The Kerry ad will air on Spanish-language stations in Florida, New Mexico, Nevada, Arizona, Colorado, Ohio, Oregon, Washington, Pennsylvania and North Carolina.
The 30-second ad is titled “Honor” and is designed showcase aspects of Kerry’s life that his campaign is betting will appeal to Hispanics.
“We introduce you to a man of faith,” a narrator says in Spanish. “A man of family. A man of honor. A man for our community. His name is John Kerry. And for more than twenty years, he has defended working people. And has fought so they can reach their dreams.”

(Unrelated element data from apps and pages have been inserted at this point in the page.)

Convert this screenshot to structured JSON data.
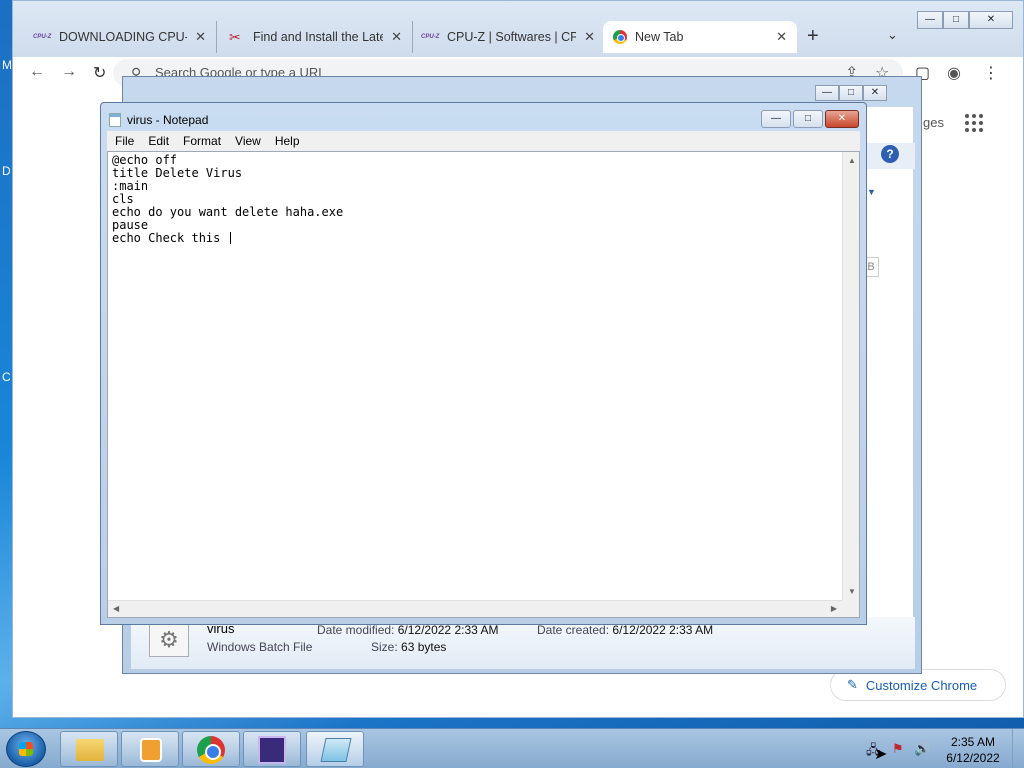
{
  "desktop": {
    "frag_m": "M",
    "frag_d": "D",
    "frag_c": "C"
  },
  "chrome": {
    "tabs": [
      {
        "label": "DOWNLOADING CPU-Z",
        "icon": "cpuz-favicon-icon",
        "favicon_text": "CPU-Z"
      },
      {
        "label": "Find and Install the Late",
        "icon": "tool-favicon-icon"
      },
      {
        "label": "CPU-Z | Softwares | CPU",
        "icon": "cpuz-favicon-icon",
        "favicon_text": "CPU-Z"
      },
      {
        "label": "New Tab",
        "icon": "chrome-favicon-icon"
      }
    ],
    "tab_close": "✕",
    "new_tab": "+",
    "tabs_menu": "⌄",
    "back": "←",
    "forward": "→",
    "reload": "↻",
    "omnibox_placeholder": "Search Google or type a URL",
    "share": "⇪",
    "star": "☆",
    "side_panel": "▢",
    "profile": "◉",
    "menu": "⋮",
    "bg_images_text": "ges",
    "customize_label": "Customize Chrome",
    "customize_icon": "✎",
    "window_controls": {
      "minimize": "—",
      "maximize": "□",
      "close": "✕"
    }
  },
  "explorer": {
    "help": "?",
    "b_label": "B",
    "details": {
      "file_name": "virus",
      "file_type": "Windows Batch File",
      "date_modified_label": "Date modified:",
      "date_modified_value": "6/12/2022 2:33 AM",
      "date_created_label": "Date created:",
      "date_created_value": "6/12/2022 2:33 AM",
      "size_label": "Size:",
      "size_value": "63 bytes"
    }
  },
  "notepad": {
    "title": "virus - Notepad",
    "menu": [
      "File",
      "Edit",
      "Format",
      "View",
      "Help"
    ],
    "content": "@echo off\ntitle Delete Virus\n:main\ncls\necho do you want delete haha.exe\npause\necho Check this "
  },
  "taskbar": {
    "clock_time": "2:35 AM",
    "clock_date": "6/12/2022",
    "tray_network": "🖧",
    "tray_flag": "⚑",
    "tray_volume": "🔊"
  },
  "colors": {
    "desktop": "#1a86d8",
    "chrome_link": "#1a5fb4",
    "notepad_close": "#c8462c"
  }
}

‘Si se puede!’ As the narrator speaks, the viewer sees images of Kerry playing with his young daughters, getting a medal in the Navy and working in the Senate. At the end, Kerry is heard saying “Si se puede!” — yes we can — to a cheering crowd.
Bush’s ad is titled “Havoc,” and it singles out two votes Kerry has missed — one to cap medical malpractice awards and one to fund the war in Iraq.
The ad points out that Kerry made it back to vote against legislation to expand the legal rights of the unborn by making it a separate crime to harm a fetus during an assault on a pregnant woman.
“If these are John Kerry’s priorities, let’s hope there is a lot of havoc in his schedule,” a narrator says.
GOP tweaks Kerry's meaning
The ad includes a clip of Kerry complaining, “This is wreaking havoc with my schedule.” However, Kerry was complaining about the length of a television interview, not votes in the Senate, although the ad doesn’t explain that.
Nearly two-thirds of Hispanics supported Democrat Al Gore over Bush in 2000. Still, Bush made inroads with Hispanics in the last election and was rewarded with 35 percent of their vote. Previous Republican presidential nominees failed to break 30 percent among Hispanic voters — Bob Dole garnered 21 percent in 1996 and Bush’s father got 25 percent in 1992.
Bush fared much poorer among blacks in 2000, losing their vote to Gore 9-to-1. Kerry, trying to repeat Gore’s success among blacks, will speak to the NAACP this Thursday and criticized Bush for his decision not to appear before the group.
“Friends, I will be a president who meets with the leadership of the civil rights (in) Congress, who meets with the NAACP,” Kerry said during a Unity breakfast hosted by his campaign Monday morning.